Even if you weren’t living in the Missions, you were still affected. Severe weather patterns of extreme drought and rain made the food supply unreliable in some years, the livestock would no doubt have a negative effect on the local plants you were used to eating.
So what did the Spaniards eat? The food eaten at the Mission was mostly stuff they were able to bring from other parts of their empire: Chillis, Corn, Peppers, Beans and Tortillas. Some dishes that were popular among the Spaniards was called puchero, a broiled pot of beef and veal, mixed with corn, potatoes, beans, onions, peppers, string beans, squash with either an apple or a pear; relleno de carne, which was chopped beef mixed with onions, raisins, black olives and an egg.
If it was something sweet they were craving, there was dulce de calabaz (candied pumpkin), a custard
called jiricalla or champurrado, a thick drinking chocolate which is still quite popular in Latin America today.
So where did the Spaniards get all this food from? If you guessed the missions, you’re correct.

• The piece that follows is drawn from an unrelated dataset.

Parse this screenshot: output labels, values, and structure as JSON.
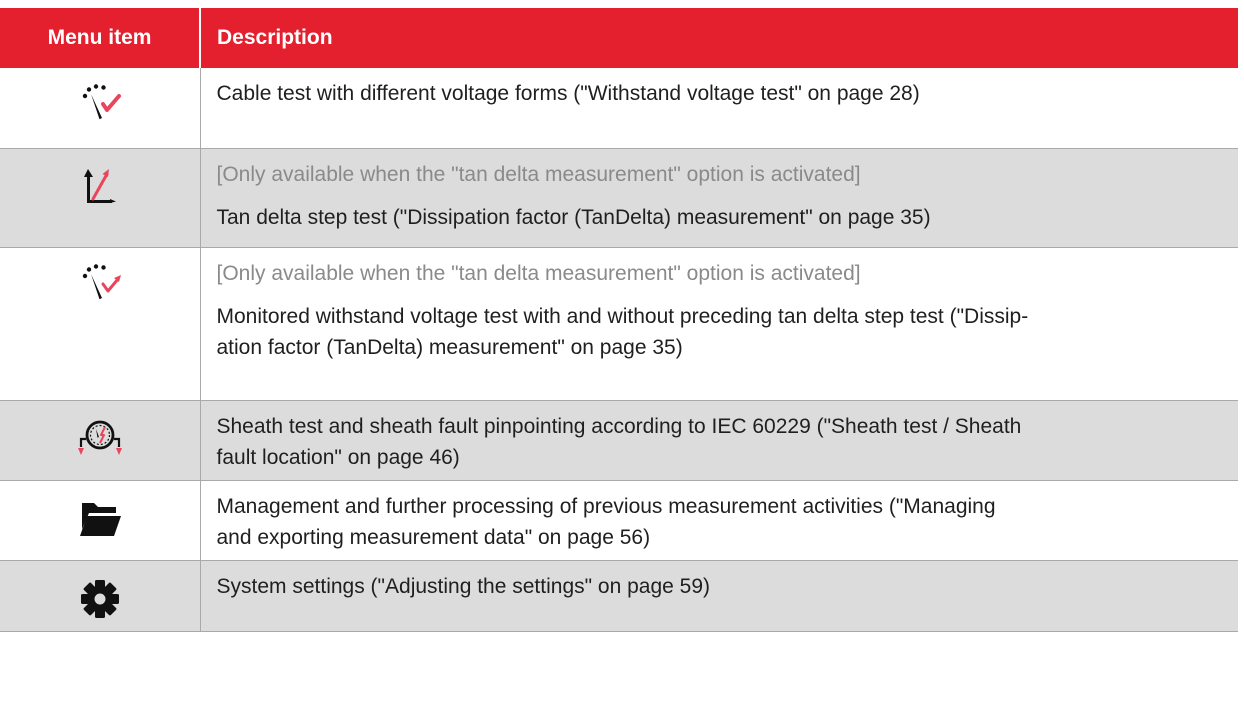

The Missions were intended to be a self sufficient community of sorts; everything the mission needed it was expected to grow or make it themselves. Seeds and livestock were brought in to support the mission on its…mission. As you might recall, the natives were expected to do all of the manual labor like harvesting and tilling the soil. Crops that have never been grown in California; like citrus fruits, olives, pears, apples, corn, grains, walnuts and even a pepper tree were all introduced to California at this time, which in many ways signals the start of California’s dominance as an agricultural powerhouse of America.
At its peak, the missions were producing over 123 bushels of grain per year. That’s in addition to the Missions owning over 296,000 heads of cattle, 312,000 hogs and thousands of sheep and horses. Impressive numbers considering the difficulties of only 60 years prior.
It would only be a matter of time before the people of New Spain took down the flag of Spain only to replace it with the flag of a newly formed nation, Mexico, in 1821. Once again, the history of California would be changed forever.